A la fin du programme, les artistes d'un jour se retrouvent sur la scène pour une joyeuse séance photos.
Les spectacteurs repartent doucement par groupes, les uns emportant leur chaise avec eux… mais surtout la plupart une étincelle de joie dans les yeux.
Dans cette prison de Maltepe réservée uniquement aux étrangers, 40 à 50 % des détenus exercent tous les jours une occupation et sur la semaine, quasiment tous – exceptés en cas de sanction disciplinaire - effectuent une ou plusieurs activités, qu'elle soit sportive, culturelle ou de formation.
Sont proposés ici des cours de turc, d'informatique, de design, d'électricité, du tennis de table, du football, du volley et du basket et un atelier de dessin et peinture.
De nombreuses œuvres réalisées à l'intérieur de l'établissement sont d'ailleurs exposées sur le parcours menant à la salle de sports et de spectacles.
En outre, certains détenus habitant en Turquie depuis longtemps connaissent bien le turc et aident les autres pour l'apprentissage de la langue.
Le directeur à la tête de cet établissement depuis un an après avoir été à la tête d'une prison de Diyarbakir, est secondé de 4 sous-directeurs. En outre, un Procureur de la République spécifique au campus y exerce ses fonctions.
Une femme enseignante est responsable de la formation et la prison L3 pour étrangers de Maltepe compte aussi un médecin, trois psychologues ainsi qu'un travailleur social s'occupant de travaux psychologiques en groupes.
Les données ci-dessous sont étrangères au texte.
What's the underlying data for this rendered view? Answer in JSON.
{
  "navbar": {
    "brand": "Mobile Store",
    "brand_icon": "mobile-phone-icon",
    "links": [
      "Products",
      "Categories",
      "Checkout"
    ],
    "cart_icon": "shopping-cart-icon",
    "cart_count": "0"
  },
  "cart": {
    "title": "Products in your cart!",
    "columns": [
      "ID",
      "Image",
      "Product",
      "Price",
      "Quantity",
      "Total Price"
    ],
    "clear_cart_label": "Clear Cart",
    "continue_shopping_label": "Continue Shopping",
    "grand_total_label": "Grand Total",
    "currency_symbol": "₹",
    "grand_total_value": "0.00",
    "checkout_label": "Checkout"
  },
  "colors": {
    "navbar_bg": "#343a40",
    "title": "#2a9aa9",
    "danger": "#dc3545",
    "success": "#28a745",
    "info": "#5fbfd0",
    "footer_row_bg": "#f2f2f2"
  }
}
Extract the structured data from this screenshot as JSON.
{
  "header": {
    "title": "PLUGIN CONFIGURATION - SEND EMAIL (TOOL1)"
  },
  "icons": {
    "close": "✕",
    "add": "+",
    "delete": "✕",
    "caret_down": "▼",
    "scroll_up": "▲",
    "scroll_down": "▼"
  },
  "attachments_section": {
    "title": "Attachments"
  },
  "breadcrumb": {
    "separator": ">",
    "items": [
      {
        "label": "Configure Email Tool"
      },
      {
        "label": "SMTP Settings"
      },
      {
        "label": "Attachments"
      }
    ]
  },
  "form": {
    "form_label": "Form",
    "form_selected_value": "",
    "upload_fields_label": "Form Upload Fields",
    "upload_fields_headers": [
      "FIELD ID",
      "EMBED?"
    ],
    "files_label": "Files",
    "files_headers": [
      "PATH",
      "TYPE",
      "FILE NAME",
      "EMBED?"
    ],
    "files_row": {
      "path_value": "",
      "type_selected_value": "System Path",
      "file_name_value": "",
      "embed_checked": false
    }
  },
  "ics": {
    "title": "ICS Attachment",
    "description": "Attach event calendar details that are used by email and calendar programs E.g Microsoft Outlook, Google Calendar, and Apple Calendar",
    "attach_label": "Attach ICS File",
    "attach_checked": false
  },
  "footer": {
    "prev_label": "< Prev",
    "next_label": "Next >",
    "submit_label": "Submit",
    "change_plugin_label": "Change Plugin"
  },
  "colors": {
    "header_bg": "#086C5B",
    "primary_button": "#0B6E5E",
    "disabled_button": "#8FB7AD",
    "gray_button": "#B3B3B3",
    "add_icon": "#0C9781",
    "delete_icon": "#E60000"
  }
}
Les détenus sont regroupés par pays et/ou affinités culturelles et comme dans toutes les prisons turques, chaque cellule donne sur une cour accessible en permanence du lever au coucher du soleil.
Tableau réalisé par un détenu de la prison de Maltepe à Istanbul
De même, à Maltepe comme partout en Turquie, un aumônier envoyé par la Diyanet - Ministère du Culte - vient tous les jours apporter un réconfort spirituel aux prisonniers musulmans turcophones. Il n'y a pas de salle de prière – mescit - pour les détenus musulmans au sein de la prison, mais ils peuvent aménager un coin dans leur cellule pour prier, tout comme peuvent également le faire les prisonniers des différentes religions monocéphales reconnues.
Les livres sacrés sont autorisés, tout comme portraits ou statues de la Vierge, croix, etc qui fleurissent dans certaines cellules selon leurs occupants.
Ces trois heures passées au sein de la prison pour hommes étrangers d'Istanbul constituent une véritable note de couleur et d'espérance. L'humanisme existe, même là où les préjugés ont la vie dure.
Spectacle de break dance réalisé par des détenus de la prison pour hommes étrangers à Maltepe, Istanbul
Il est fort probable que le programme récréatif proposé soit réinscrit au calendrier à l'automne prochain, dans une version élargie et permettra ainsi à tous, sur la scène comme dans le public, d'oublier, pour un temps donné et différent pour chacun, qu'ils sont derrière les barreaux.